Andrew Carnegie, an incredibly successful American businessman, famously said “Three generations from shirtsleeves to shirtsleeves.” Here, shirtsleeves mean the clothing of a (poor) blue collar worker. This is probably the origin for the more modern day warning “The first generation builds it, the second generation enjoys it, the third generation loses it.”

In the GCC a quick and informal survey of family businesses would suggest that the second generation not only enjoys it, but often is the generation that loses it. This process seems to take years as often as it takes decades. Are there issues that we face that are different from those faced by the rest of the world, or are we just better at squandering family fortunes?

I will argue the former, and that blindly applying global best practice therefore harms regional family businesses. I will pick a number of the more salient issues that should reinvigorate the discussion.

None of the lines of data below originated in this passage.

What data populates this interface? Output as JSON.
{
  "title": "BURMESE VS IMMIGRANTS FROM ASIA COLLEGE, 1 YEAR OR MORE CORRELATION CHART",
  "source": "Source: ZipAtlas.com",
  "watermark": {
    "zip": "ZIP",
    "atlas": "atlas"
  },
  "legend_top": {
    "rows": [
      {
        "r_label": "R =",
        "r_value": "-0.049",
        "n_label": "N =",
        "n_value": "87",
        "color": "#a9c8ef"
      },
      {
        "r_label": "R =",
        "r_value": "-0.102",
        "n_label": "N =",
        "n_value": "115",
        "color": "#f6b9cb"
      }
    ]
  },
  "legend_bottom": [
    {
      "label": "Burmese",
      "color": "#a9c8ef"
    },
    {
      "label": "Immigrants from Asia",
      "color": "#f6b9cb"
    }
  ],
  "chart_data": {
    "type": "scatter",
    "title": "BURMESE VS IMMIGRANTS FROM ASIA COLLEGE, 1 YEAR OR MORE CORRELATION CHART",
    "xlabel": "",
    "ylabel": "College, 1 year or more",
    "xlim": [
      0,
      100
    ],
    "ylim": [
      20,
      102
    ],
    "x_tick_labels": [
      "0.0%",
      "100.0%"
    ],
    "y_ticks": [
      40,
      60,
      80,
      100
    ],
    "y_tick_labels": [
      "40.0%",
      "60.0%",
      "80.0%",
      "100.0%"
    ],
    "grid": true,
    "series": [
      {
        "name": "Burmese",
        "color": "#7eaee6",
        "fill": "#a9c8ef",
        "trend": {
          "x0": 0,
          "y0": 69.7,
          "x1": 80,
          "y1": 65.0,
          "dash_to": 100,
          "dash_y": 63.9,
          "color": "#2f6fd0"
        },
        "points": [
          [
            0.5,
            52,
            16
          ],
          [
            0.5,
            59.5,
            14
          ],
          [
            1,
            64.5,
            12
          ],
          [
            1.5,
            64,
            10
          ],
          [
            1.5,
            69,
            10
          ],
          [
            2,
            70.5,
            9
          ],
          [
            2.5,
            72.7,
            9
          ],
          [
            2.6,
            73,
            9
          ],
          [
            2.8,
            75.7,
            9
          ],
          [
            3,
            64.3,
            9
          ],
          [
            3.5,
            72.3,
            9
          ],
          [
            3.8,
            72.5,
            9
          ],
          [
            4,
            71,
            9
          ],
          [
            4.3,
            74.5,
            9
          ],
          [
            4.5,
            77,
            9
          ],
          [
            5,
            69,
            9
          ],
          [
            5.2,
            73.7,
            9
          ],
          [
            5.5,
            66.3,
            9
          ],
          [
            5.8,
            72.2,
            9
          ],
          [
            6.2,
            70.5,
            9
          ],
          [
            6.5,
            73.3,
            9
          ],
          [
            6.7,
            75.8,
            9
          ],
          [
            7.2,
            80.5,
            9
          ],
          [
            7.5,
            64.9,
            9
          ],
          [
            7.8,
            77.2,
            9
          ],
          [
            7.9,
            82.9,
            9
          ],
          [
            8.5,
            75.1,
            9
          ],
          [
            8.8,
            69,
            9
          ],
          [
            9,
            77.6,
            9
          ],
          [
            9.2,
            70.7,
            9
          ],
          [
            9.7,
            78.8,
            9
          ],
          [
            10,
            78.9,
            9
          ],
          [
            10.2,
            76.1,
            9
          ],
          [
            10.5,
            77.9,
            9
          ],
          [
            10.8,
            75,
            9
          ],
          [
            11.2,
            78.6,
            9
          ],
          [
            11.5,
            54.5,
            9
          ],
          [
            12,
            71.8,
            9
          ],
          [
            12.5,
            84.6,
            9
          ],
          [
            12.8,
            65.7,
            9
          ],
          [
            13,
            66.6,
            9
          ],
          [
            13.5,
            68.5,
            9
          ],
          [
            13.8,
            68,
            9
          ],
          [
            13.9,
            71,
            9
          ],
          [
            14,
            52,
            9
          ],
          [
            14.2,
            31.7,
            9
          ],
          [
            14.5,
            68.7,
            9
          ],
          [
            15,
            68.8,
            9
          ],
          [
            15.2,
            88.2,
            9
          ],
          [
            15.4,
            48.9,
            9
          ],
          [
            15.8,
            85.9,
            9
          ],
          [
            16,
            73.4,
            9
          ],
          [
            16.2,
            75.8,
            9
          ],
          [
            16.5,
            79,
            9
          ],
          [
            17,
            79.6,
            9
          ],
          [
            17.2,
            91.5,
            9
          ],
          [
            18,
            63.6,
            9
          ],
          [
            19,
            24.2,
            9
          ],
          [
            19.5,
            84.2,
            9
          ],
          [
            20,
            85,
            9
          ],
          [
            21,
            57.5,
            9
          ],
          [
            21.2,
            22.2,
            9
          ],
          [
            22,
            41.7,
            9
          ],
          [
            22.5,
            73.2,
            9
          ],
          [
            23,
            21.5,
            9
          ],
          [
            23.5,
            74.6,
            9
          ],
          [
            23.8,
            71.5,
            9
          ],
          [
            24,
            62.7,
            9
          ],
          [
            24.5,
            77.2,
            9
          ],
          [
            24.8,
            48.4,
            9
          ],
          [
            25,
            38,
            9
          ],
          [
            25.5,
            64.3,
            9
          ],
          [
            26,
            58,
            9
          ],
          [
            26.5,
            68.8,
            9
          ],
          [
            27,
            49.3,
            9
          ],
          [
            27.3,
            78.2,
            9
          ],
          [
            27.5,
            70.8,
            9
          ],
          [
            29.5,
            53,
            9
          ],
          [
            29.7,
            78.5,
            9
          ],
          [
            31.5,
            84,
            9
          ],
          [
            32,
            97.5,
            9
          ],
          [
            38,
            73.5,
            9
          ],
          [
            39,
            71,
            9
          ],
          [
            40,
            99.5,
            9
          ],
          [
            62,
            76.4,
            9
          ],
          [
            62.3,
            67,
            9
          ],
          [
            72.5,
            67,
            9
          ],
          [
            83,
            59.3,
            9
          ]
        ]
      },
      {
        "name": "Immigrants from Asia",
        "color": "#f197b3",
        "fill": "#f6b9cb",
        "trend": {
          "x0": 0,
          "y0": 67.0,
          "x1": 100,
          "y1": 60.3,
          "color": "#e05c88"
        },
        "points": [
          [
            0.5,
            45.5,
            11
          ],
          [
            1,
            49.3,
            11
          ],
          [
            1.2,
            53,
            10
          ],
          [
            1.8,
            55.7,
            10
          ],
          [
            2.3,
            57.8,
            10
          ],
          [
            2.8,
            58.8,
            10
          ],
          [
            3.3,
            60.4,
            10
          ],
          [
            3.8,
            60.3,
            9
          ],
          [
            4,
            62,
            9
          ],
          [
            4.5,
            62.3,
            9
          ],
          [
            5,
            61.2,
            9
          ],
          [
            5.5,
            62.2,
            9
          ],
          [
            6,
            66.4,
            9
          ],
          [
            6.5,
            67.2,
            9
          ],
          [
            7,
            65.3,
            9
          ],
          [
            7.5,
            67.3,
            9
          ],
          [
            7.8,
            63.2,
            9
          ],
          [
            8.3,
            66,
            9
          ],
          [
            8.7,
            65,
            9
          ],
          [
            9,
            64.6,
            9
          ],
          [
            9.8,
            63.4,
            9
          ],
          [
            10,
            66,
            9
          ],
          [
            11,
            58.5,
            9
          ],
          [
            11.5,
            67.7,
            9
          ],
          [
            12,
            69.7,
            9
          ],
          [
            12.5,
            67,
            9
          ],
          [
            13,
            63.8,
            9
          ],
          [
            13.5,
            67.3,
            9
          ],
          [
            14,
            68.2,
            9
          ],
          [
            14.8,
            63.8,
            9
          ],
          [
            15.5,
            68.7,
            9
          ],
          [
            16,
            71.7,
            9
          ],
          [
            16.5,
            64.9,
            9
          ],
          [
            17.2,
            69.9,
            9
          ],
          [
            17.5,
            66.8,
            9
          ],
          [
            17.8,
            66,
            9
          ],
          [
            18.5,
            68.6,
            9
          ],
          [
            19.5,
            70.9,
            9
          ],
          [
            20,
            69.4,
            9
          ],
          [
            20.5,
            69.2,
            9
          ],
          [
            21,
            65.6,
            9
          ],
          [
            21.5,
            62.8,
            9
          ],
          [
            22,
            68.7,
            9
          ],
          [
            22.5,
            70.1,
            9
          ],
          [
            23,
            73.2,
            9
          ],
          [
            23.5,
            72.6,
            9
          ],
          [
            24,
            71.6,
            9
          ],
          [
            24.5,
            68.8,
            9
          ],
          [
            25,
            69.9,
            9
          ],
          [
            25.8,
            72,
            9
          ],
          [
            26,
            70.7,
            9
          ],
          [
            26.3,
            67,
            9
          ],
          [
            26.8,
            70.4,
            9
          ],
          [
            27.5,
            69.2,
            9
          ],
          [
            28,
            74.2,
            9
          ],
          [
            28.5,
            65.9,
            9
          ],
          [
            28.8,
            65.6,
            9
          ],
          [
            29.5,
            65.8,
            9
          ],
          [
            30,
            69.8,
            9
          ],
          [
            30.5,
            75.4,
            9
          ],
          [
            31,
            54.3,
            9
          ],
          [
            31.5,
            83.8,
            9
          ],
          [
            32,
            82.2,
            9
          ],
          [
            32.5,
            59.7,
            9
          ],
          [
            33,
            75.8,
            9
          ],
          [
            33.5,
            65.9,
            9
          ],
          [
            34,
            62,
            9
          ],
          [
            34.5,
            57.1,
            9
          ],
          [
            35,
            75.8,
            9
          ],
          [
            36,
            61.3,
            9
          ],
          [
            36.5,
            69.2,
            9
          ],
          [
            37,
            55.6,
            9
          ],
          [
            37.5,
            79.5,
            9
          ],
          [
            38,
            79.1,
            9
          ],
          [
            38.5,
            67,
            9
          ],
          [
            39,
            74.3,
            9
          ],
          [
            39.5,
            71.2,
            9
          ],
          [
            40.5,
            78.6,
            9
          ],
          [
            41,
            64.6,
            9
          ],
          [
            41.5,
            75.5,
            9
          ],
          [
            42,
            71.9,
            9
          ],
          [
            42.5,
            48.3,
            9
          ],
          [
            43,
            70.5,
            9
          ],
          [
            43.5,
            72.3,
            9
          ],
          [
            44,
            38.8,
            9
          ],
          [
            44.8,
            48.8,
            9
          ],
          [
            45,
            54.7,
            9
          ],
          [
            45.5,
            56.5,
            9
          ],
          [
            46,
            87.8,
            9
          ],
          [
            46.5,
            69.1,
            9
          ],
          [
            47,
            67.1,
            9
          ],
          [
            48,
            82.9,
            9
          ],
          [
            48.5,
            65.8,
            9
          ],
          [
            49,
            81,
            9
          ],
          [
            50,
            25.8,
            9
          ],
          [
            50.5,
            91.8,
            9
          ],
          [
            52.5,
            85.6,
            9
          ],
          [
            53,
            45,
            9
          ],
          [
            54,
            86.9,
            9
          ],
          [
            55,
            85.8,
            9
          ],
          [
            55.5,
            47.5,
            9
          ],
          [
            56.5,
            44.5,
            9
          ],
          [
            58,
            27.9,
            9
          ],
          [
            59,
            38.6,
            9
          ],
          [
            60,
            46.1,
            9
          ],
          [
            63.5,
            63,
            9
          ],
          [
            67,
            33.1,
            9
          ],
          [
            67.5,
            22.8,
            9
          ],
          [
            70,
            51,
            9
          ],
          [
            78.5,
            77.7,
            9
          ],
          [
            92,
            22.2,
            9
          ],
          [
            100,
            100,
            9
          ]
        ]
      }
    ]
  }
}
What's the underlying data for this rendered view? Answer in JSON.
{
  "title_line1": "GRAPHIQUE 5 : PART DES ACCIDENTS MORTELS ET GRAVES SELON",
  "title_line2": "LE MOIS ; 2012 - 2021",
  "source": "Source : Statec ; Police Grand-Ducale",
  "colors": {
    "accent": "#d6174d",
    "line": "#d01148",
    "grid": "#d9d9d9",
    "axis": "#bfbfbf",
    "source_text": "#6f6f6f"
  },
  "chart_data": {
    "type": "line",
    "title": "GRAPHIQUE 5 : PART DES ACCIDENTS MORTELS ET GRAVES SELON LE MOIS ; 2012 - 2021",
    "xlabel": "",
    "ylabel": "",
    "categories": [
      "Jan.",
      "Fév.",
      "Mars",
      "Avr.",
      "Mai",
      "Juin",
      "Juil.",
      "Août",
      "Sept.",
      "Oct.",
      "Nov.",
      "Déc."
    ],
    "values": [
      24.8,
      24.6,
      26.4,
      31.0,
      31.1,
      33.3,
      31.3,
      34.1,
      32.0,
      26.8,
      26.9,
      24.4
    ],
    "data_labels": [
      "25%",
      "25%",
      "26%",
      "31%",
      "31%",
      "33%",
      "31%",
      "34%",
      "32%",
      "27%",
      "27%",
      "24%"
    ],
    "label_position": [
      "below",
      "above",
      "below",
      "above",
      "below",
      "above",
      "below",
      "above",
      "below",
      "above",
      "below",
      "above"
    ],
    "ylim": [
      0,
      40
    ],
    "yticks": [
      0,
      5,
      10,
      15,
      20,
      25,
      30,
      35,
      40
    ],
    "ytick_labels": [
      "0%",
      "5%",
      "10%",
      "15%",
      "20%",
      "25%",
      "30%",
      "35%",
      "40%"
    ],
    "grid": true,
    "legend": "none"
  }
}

The first issue is the inheritance tax that is usually applied in most of the rest of the world. This tax, having gained the delightful sobriquet death tax, can be 50% and higher. Therefore to protect the family inheritance from the inheritance tax, the legal concept of a trust was developed. A trust is not owned by anyone in the sense that you might be used to, but it owns the family assets and is managed by trustees who must be different from the inheritors. The inheritors are the beneficiaries of the trust, i.e. the trust doles out money to them.

In this scheme the inheritance does not have to pay the death tax, a great benefit to the inheritors. The inheritors do have to pay tax on income the receive from the trust. But what this structures creates as a result of tax planning is a legal structure over which the inheritors have little or no control.

The difference in control of the inheritance, driven mostly due to tax considerations, can easily explain one discrepancy in the difference of inheritor behaviour locally. A second consideration is that trusts rarely survive the second generation, which could explain why globally the third generation is perceived to squander the wealth.

The second issue is the degree of institutionalisation of operating companies in the family business. A good example is Germany’s Mittelstand, or SME, sector. German discipline in institutionalising their companies includes, but is not limited to, introducing non-family non-executive members of the board of directors long before there is any change and requiring younger generations to work and gain experience outside the company. If family members wish to join the company then they are required to do so on a meritocratic basis and at a position appropriate to their skill level and experience. This culture becomes institutionalized and therefore survives generational change.

Although the GCC is certainly improving, there remains a large gap. Board members are almost exclusively family members with little training and outsiders are usually the same age as the first generation, making it likely that there will be little continuity in that area. Working outside of the family firm remains tied closely to relationships with the family, i.e. wasta, and career horizons are a short 2-3 years. Finally, there seems to be a wide trend that family members are hired, or quickly promoted, to the C-suite or even to the board.

Why the difference? Partly a lack of belief in the professionalism in non-family members and a misplaced belief in secrecy. Partly a misunderstanding of human nature and how people develop. Partly it is the ego and narcissism of the younger generation who want the C-level title.

What might the solutions be? Laws and custom rule out anything like a trust. So that leaves early institutionalisation as the answer.